W3C

– DRAFT –
ARIA-AT AT Driver Subgroup Monthly Teleconference

08 September 2025

Attendees

Present
ChrisCuellar, jugglinmike, Matt_King, mattking, mfairchild
Regrets
-
Chair
-
Scribe
ChrisCuellar, jugglinmike

Meeting minutes

Changes to today's agenda?

Matt_King: Do we have any info from BTT about advancing the status of AT-Driver? What is an MVP spec? How close are we to that? Who decides that?

jugglinmike: I can try to get an answer from the BTT chairs at the next meeting on Wednesday

Matt_King: That would be great! I would really like to know what critical gaps we have to fill to start moving this forward before the end of the year

jugglinmike: I'll take that as an action item.

Matt_King: We discuss any follow-up to the ARIA-AT CG agenda.

Screen Reader Speech Interruptions

github: w3c/at-driver#94

jugglinmike: We've always known that a screen reader makes decisions in rendering text when there's multiple concurrent messages. ARIA-live being polite or assertive is an example. But it's also common when navigating any web page. Right now, AT-driver is ignorant of those interruptions. This isn't new to us, we anticipated that this would someday be important for us. I'm bringing it up today really because of the work that Bocoup has been

doing to improve the consistency of the ARIA-AT automation.
… In our observations, there appear to be cases where we our tests catch multiple messages that don't seem to be rendered to a human user of the AT.
… So right now AT-driver may be reflecting what the AT is doing in a way that isn't meaningful to a human user.

Matt_King: We saw an instance of this recently with NVDA. The bot recorded double speech but most human users couldn't detect the duplication.
… So the speed of interruption matters. It's possible that the AT renders parts of the utterance before it's interrupted. What's the most accurate way of recording this? Is it impossible to predict when this actually affects human users?
… I'm actually wondering if what we're really highlighting here is more that we discovered a limitation of relying so heavily on human review in the ARIA-AT testing protocols.

jugglinmike: It's hard to verify what human testers report.
… I'm also thinking about other possible users of AT-driver and what their goals might be? I'm also thinking about the case of aria-live, where it seems like this problem would come up a lot more.

Matt_King: AT-driver might not be able to detect product regressions.
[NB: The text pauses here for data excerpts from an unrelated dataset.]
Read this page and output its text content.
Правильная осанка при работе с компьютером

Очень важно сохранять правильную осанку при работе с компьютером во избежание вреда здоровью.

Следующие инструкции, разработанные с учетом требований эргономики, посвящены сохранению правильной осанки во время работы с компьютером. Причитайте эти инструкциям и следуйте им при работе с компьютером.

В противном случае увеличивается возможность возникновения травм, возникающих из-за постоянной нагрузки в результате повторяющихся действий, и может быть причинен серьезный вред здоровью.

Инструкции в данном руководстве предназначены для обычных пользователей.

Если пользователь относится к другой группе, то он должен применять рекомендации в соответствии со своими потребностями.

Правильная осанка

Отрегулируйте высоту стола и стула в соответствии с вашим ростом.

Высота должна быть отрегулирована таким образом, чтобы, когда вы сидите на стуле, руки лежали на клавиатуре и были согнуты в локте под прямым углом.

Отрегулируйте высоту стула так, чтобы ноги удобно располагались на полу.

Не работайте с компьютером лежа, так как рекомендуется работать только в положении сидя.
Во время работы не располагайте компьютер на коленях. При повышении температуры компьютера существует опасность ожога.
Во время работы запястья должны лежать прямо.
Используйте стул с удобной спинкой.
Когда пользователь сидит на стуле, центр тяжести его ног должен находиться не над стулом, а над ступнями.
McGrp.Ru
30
jugglinmike: Incoming timestamps and priority levels of utterances might be helpful.

Matt_King: The new aria-notify API does have timestamps.
… at least this API has this concept of priority levels. I don't know if this exists generally in AT's however. Probably not.
… I wonder if priority levels should be treated as a settings thing?
… Some utterances are the results of commands, others are from events (like aria-live). Some web apps like Google Docs heavily rely on aria-live to report what's happening.
… One of the inherent limitations of the AT-driver concept is that we don't know whether or not the speech that is presented through the driver is in response to a command or some other event.

jugglinmike: That's correct. Both JAWS and NVDA aren't technically capable of linking utterances with specific user interactions.
… Maybe the timestamp could be inferred from an AT-driver client. It's true that we can't know how interruptions are handled in the wild, but maybe we can make some assumptions based on what we know about human cognition. Maybe we can test for interruptions and make assertions about what's expected in terms of space between utterances?

Matt_King: That would be hard to do.

mfairchild: We can probably safely assume if the timestamps between two utterances is less than 50 milliseconds we could infer an interruption (unless the messages get queued).
… For the issues we're running into? Are the problems really obvious?

jugglinmike: Good question. I don't have the data about timestamps yet. Maybe that would be a good first step though. Capture timestamps and filter out messages that come in with too short of an interval between the timestamps.

Matt_King: Yes, we can capture all of the utterances with their timestamps and then making decisions later about how to calculate the reliability of the captured utterances.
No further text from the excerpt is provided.